The proposal, that pensioners would have to pay for their social care until their assets were reduced to £100,000, would replace the current system under which £23,000 of personal assets are protected. However, the manifesto proposals would include the value of the pensioner’s home in the asset calculation, when currently it is not. The measure would have hit those who require lengthy periods of social rather than hospital care, in particular those suffering from mobility problems including those with dementia – hence the name.

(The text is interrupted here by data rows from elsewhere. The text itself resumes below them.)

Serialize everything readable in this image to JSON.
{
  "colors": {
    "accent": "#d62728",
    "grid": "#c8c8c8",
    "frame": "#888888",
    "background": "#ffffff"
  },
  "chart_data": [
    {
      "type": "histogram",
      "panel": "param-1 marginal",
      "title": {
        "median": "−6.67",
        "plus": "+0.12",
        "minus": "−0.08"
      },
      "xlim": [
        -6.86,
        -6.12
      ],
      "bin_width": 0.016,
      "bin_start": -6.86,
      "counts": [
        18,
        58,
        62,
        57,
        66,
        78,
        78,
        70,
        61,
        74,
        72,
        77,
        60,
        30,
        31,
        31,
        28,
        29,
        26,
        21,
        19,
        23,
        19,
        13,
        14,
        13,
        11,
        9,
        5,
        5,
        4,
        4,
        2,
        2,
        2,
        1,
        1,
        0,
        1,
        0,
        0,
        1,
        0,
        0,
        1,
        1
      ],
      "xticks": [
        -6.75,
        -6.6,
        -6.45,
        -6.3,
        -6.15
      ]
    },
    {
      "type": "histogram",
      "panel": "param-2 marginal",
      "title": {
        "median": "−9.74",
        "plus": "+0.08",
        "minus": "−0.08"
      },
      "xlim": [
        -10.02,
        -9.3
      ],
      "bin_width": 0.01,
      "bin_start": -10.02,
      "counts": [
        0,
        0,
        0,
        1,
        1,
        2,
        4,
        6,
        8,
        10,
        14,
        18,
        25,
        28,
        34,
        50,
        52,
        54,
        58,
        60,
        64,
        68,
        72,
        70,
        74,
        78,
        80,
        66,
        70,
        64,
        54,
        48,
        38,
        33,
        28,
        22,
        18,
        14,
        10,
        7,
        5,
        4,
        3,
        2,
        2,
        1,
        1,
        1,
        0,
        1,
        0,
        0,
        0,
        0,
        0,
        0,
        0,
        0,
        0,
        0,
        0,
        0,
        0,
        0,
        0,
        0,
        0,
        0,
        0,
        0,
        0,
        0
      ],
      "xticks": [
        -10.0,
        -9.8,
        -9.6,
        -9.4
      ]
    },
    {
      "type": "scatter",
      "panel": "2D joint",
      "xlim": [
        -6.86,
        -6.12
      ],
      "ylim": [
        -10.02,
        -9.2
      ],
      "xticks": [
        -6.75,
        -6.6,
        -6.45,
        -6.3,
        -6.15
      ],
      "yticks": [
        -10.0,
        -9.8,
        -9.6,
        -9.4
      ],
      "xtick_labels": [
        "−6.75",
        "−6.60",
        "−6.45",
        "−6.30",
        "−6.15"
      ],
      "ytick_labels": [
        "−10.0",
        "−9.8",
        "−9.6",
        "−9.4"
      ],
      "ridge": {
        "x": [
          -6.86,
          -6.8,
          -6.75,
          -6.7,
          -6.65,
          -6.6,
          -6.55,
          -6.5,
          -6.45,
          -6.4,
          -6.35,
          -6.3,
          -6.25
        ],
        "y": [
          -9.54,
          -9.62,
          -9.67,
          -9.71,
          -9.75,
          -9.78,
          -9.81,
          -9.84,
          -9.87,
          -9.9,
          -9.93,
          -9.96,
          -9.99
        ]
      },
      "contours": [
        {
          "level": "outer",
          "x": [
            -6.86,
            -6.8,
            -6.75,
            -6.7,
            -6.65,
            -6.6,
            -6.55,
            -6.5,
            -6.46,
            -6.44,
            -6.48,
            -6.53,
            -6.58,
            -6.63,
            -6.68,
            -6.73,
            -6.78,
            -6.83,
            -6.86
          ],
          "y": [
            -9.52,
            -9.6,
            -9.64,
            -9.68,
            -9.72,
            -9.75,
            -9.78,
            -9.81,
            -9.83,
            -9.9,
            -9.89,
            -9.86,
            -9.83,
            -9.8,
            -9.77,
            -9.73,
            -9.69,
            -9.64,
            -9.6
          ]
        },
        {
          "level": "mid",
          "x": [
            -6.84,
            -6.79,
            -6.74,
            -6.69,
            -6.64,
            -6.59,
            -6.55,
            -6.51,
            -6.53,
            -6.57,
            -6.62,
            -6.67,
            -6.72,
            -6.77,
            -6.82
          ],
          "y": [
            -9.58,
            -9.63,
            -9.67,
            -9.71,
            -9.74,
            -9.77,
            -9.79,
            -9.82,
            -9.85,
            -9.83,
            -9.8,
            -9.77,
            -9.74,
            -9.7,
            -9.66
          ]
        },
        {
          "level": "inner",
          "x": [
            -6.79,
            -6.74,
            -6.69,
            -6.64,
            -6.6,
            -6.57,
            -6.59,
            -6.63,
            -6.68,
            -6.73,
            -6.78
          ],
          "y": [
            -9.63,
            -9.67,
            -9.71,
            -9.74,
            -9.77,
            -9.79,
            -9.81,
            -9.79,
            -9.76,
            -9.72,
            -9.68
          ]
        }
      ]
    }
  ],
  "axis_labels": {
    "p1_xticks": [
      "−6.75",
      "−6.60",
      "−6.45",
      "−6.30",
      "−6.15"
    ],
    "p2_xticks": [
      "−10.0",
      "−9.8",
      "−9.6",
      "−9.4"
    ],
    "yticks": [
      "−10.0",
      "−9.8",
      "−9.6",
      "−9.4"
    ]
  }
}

Uproar followed the announcement, especially from Tory-supporting newspapers: it was too naked an attack on the elderly, and raised widespread doubts about May’s political abilities. These doubts were compounded when May announced four days later that she was dropping the proposal and replacing it with a cap on the cost of social care to be met by individual care users, at a level which would be determined by an incoming Tory government. This came a week after health secretary Jeremy Hunt specifically ruled out such a cap as ‘unfair’. May compounded Tory disarray by denying she had performed a U-turn: she seemed to be the only person in the country who believed this.

Under May’s proposal, the tariff rate for savings would rise to £100,000 including the value of a home, but the home would only be sold after the care user has died. With the average house price in Britain at nearly £235,000, the Institute for Fiscal Studies estimated that the measure would have raised the costs of care for up to a third of care users aged between 70 and 79. Since much of the money could not be released until after the care user had died and their house had been sold, it would do little to solve the financial crisis facing local councils as they have to pay for care services as and when they are needed.

Capping care costs: shifting costs between councils and individuals

The idea of ‘capping’ the cost of care to a service user at £72,000 was included in the 2015 Tory manifesto. David Cameron’s administration dropped the idea because the cap would disproportionately hit affluent rural and suburban local authorities where care companies charge more for travel times and costs. A national cap would mean that these areas would receive less reimbursement from the care user and face consequent financial problems.

The state, then, is caught on the horns of a dilemma. As fewer meaningful savings can be made from cutting the already appalling care services to the working class, the state faces the option of either charging the middle class directly for a vital service, or pushing the burden of paying for services disproportionately on to authorities with the most middle class residents. Either way, the middle class is hit. Whichever the option, the political representatives of the ruling class will be forced to turn the screw on their own social base.